In this regard, it is necessary to establish a methodological view from various procedures, techniques and instruments on the impacts of cultural/social aspects on the success of actions aimed at developing transnational entrepreneurship.
Topics to Research
Keeping all the elements discussed above in view, the proposed special issue at the Transnational Corporations Review (TNCR), a SCOPUS indexed journal published by Routledge, will offer the opportunity to authors to contribute to disseminate knowledge on transnational entrepreneurship through the lens of the cultural/social aspects in this digital age. Contributors can then propose their research papers exploring following and related topics:
- Transnational entrepreneurship: towards the fight against the COVID-19 crisis.
- Cultural challenges experienced by transnational entrepreneurs in the era of digitalization.
- Social issues and concerns experienced by transnational entrepreneurs
- Factors of success of transnational entrepreneurs.
- Strategic policies and specific skills required by transnational entrepreneurs to meet foreign markets’ expectations.
- Roles associated to social networks/capital in the transnational entrepreneurial development.
- Contribution of ICTs and digital tools to the transnational trade and global development.
- Contribution of higher education institutions’ curricula in promoting transnational entrepreneurship in the digital age.
Looking to Publish your Research?
We aim to make publishing with Taylor & Francis a rewarding experience for all our authors.

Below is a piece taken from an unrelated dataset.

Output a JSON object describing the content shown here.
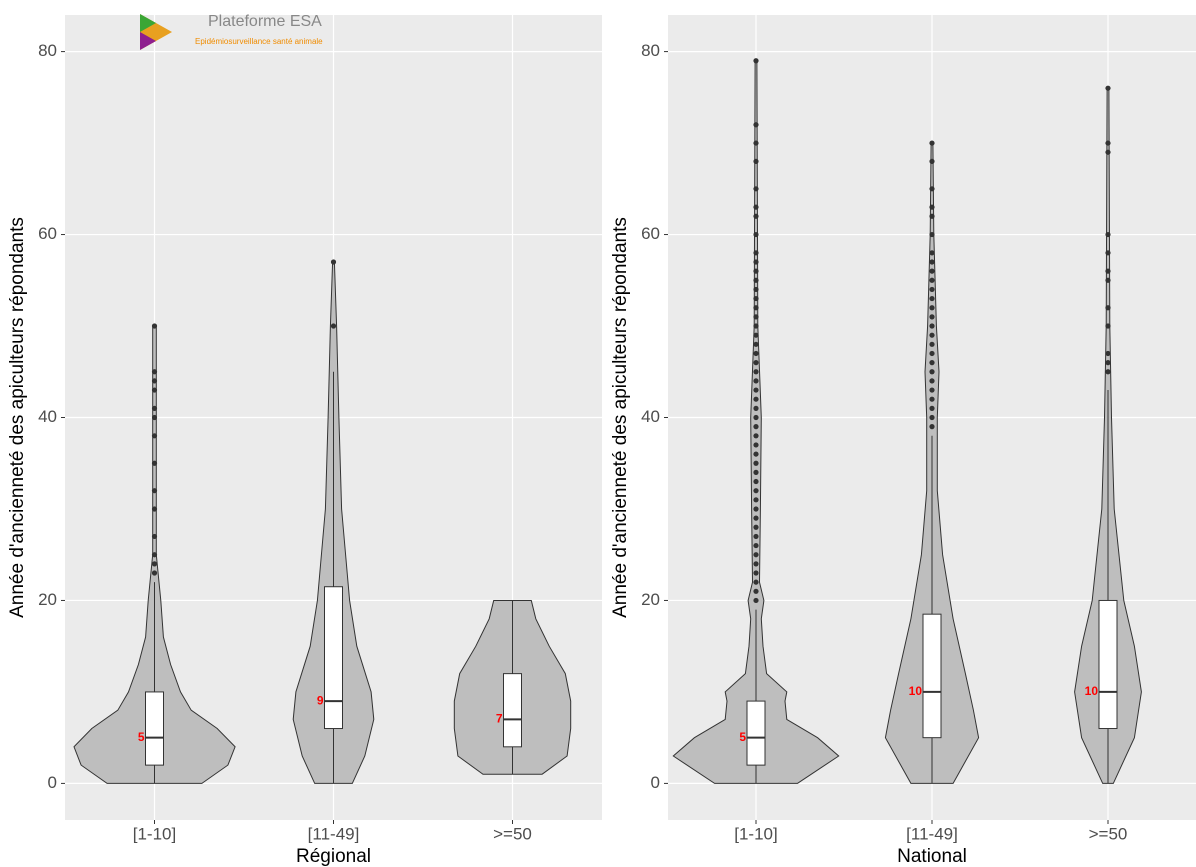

Please visit our Author Services website for more information and guidance, and do contact us if there is anything we can help with!
We invite contributors to submit an abstract of about 300 words by November 30, 2020. The abstract submitted should include effective correspondence email and affiliation. The abstracts will be assessed by the guest editors of this special issue along with the Editors of the TNCR. The contributors will be notified within two weeks for comments or suggestions, including the acceptance or rejection of the abstracts. We expect the final papers to be submitted no later than March 31, 2021.
A peer review process will start from April 2021. The publication is expected in September 2021. The subject line to submit an abstract should be “S.I. Transnational entrepreneurs”. Please note that the acceptance of abstracts does not necessarily imply the acceptance of the paper. All submissions will go through a substantial review and revisions in following the standard processes.